Bien que ce dernier jugement de la Cour constitutionnelle fédérale ait confirmé que le système actuel de recouvrement de la redevance était conforme à la Constitution, les gouvernements de certains Länder songent déjà à une nouvelle réforme. Il s’agirait à l’avenir d’indexer chaque année la contribution audiovisuelle sur le taux d’inflation et de laisser la liberté aux radiodiffuseurs publics de choisir pour quelles émissions ils souhaitent utiliser les recettes. Une autre idée consiste à supprimer le divertissement parmi les missions de l’audiovisuel public. Ces propositions sont révolutionnaires dans l’histoire de l’audiovisuel allemand. Par conséquent, elles suscitent d’âpres discussions. Bien que quelques Länder y soient favorables, leur chance d’aboutir est néanmoins plutôt mince, la modification d’un traité d’État requérant l’unanimité.
Traduction de l’allemand par Solène Hazouard
Sources :
- Les chaînes nationales publiques des Länder sont La Une d’ARD, la Deux de la ZDF et Deutschlandradio.
- Le montant de la contribution audiovisuelle est déterminé tous les quatre ans, au terme d’une procédure en plusieurs étapes.
Étape 1 : les radiodiffuseurs expriment leurs besoins auprès d’une commission d’experts indépendants, spécialement créée à cet effet (Kommission zur Ermittlung des Finanzbedarfs der Rundfunkanstalten).
Étape 2 : cette commission examine les besoins et propose alors d’augmenter ou de réduire la contribution audiovisuelle, et si oui de combien, tout en précisant la manière dont elle doit se répartir entre les différents établissements.

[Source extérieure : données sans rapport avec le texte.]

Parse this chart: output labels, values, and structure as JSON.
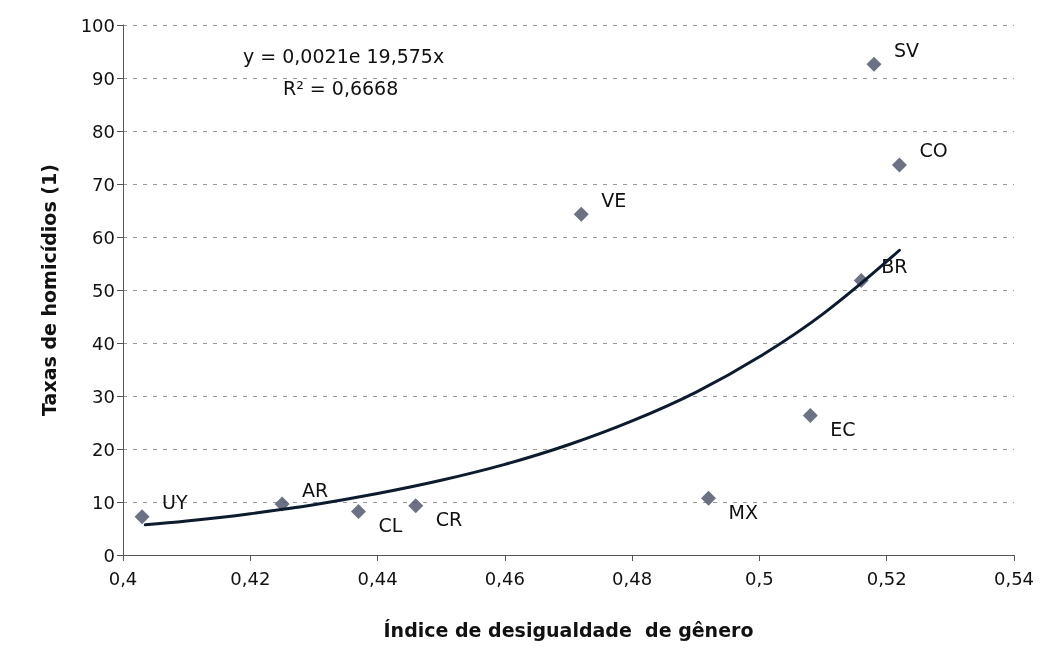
{
  "chart_data": {
    "type": "scatter",
    "xlabel": "Índice de desigualdade  de gênero",
    "ylabel": "Taxas de homicídios (1)",
    "xlim": [
      0.4,
      0.54
    ],
    "xticks": [
      {
        "value": 0.4,
        "label": "0,4"
      },
      {
        "value": 0.42,
        "label": "0,42"
      },
      {
        "value": 0.44,
        "label": "0,44"
      },
      {
        "value": 0.46,
        "label": "0,46"
      },
      {
        "value": 0.48,
        "label": "0,48"
      },
      {
        "value": 0.5,
        "label": "0,5"
      },
      {
        "value": 0.52,
        "label": "0,52"
      },
      {
        "value": 0.54,
        "label": "0,54"
      }
    ],
    "ylim": [
      0,
      100
    ],
    "yticks": [
      0,
      10,
      20,
      30,
      40,
      50,
      60,
      70,
      80,
      90,
      100
    ],
    "grid": "y",
    "marker": "diamond",
    "series": [
      {
        "color": "#474e68",
        "x": [
          0.403,
          0.425,
          0.437,
          0.446,
          0.472,
          0.492,
          0.508,
          0.516,
          0.518,
          0.522
        ],
        "values": [
          7.2,
          9.6,
          8.2,
          9.3,
          64.3,
          10.7,
          26.3,
          51.8,
          92.6,
          73.6
        ]
      },
      {
        "type": "line",
        "color": "#0d1b2e",
        "marker": "none",
        "line_style": "solid",
        "x": [
          0.4035,
          0.41,
          0.42,
          0.43,
          0.44,
          0.45,
          0.46,
          0.47,
          0.48,
          0.49,
          0.5,
          0.51,
          0.522
        ],
        "values": [
          5.7,
          6.4,
          7.8,
          9.5,
          11.6,
          14.1,
          17.1,
          20.8,
          25.3,
          30.7,
          37.4,
          45.5,
          57.5
        ]
      }
    ],
    "annotations": [
      "y = 0,0021e 19,575x",
      "R² = 0,6668",
      {
        "text": "UY",
        "x": 0.403,
        "y": 7.2
      },
      {
        "text": "AR",
        "x": 0.425,
        "y": 9.6
      },
      {
        "text": "CL",
        "x": 0.437,
        "y": 8.2
      },
      {
        "text": "CR",
        "x": 0.446,
        "y": 9.3
      },
      {
        "text": "VE",
        "x": 0.472,
        "y": 64.3
      },
      {
        "text": "MX",
        "x": 0.492,
        "y": 10.7
      },
      {
        "text": "EC",
        "x": 0.508,
        "y": 26.3
      },
      {
        "text": "BR",
        "x": 0.516,
        "y": 51.8
      },
      {
        "text": "SV",
        "x": 0.518,
        "y": 92.6
      },
      {
        "text": "CO",
        "x": 0.522,
        "y": 73.6
      }
    ]
  }
}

Étape 3 : la proposition est présentée aux gouvernements et aux parlements des Länder pour décision. Ils peuvent y déroger pour des raisons importantes. La contribution audiovisuelle n’est pas affectée au budget général des Länder. Elle revient directement aux radiodiffuseurs. Les fonds issus de la contribution audiovisuelle sont publics, et non pas étatiques.